ESP Practitioner Professionalization through Apprenticeship of Practice: the Case of Two Iranian ESP Practitioners


  •  Batoul Ghanbari    
  •  Abbas Eslami Rasekh    

Abstract

English for specific purposes (ESP), the popular catchphrase of presently English language teaching programs, has been investigated from different perspectives. However, there have been occasional forays in to the role of ESP practitioner as one of the most distinctive features in the literature. In addition to fulfilling the usual role of a language teacher, ESP practitioner may be required to deal with administrative, personnel, cross-cultural, interdisciplinary, curricular, and pedagogical issues that may be unfamiliar to general English teachers (Hutchinson & Waters 1990; Koh 1988; Robinson 1991; Waters 1994). Consequently, those practitioners who have passed the thorny way of professionalization would be great assets for the teachers who are new to the ESP programs.

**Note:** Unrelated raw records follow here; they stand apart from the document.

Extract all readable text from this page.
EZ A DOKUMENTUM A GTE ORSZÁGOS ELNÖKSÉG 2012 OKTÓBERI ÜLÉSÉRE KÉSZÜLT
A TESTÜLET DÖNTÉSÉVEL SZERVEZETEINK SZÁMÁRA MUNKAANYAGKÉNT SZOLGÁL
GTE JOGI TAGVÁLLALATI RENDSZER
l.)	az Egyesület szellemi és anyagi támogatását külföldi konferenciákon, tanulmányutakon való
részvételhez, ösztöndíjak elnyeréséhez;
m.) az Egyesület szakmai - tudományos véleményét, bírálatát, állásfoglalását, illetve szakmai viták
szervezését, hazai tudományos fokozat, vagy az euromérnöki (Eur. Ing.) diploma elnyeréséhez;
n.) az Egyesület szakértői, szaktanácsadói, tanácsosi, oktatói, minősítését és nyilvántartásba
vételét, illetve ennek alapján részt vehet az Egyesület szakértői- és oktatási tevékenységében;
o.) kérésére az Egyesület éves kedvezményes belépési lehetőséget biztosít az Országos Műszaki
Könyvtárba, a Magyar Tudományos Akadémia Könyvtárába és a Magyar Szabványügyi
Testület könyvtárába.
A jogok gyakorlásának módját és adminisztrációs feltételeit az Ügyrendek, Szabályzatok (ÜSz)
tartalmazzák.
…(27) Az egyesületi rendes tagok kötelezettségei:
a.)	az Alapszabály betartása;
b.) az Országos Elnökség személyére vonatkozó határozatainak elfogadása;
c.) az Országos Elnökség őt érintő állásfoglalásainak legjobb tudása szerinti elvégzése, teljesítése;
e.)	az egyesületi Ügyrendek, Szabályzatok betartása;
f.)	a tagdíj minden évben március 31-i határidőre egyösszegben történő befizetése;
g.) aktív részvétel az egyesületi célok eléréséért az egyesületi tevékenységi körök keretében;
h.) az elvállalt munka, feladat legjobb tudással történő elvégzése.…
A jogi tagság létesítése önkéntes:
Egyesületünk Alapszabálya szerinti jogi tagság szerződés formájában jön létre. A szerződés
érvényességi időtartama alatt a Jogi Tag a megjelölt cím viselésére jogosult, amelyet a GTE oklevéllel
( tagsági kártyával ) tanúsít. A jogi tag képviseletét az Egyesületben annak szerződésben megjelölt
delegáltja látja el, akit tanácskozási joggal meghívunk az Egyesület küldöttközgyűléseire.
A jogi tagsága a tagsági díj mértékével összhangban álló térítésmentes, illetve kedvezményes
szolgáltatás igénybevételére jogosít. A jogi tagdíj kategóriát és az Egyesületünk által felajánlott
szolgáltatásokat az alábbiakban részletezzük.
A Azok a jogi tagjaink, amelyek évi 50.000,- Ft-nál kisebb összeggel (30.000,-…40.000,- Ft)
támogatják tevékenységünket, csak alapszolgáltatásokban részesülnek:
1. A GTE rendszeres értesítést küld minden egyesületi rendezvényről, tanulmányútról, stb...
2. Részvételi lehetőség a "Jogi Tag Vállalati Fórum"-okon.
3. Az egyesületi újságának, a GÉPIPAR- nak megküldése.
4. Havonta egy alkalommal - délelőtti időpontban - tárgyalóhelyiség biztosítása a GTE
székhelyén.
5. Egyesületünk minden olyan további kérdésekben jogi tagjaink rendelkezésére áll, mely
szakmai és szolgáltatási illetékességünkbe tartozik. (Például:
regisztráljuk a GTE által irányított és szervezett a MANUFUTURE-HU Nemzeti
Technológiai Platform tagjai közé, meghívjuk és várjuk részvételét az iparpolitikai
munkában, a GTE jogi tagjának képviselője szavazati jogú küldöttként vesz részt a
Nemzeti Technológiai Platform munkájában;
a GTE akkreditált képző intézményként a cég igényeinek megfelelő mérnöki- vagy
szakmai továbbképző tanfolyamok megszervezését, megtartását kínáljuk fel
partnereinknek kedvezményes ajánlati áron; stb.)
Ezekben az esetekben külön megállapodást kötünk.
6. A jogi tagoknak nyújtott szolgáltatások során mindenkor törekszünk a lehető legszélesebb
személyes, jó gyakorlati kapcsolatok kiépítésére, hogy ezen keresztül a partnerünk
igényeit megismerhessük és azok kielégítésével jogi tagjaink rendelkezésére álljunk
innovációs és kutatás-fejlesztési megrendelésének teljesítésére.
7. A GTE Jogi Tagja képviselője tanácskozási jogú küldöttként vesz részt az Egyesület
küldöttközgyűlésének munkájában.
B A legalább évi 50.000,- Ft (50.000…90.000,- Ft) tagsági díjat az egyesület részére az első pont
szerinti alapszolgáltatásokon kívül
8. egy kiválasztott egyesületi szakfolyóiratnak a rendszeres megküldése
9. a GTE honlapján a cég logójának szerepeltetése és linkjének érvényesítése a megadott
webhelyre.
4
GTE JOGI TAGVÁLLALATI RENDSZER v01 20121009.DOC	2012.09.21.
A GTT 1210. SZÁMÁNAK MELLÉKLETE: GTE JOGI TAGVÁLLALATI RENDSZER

Moreover, lack of an independent disciplinary status for ESP worsens the issue. Drawing on the interview data and observational evidence, present study investigates the route of professionalization of two Iranian ESP teachers in the particular context of Petroleum University of Technology (PUT) in Ahwaz. What they say are critically analyzed in the context and emerging guidelines are categorized accordingly. It is hoped that findings grounded minimally in this particular ESP context will act as broad guidelines that bestow a more academic image to the general English teacher-ESP teacher change in the present ‘no man land’ of Iranian ESP teaching programs.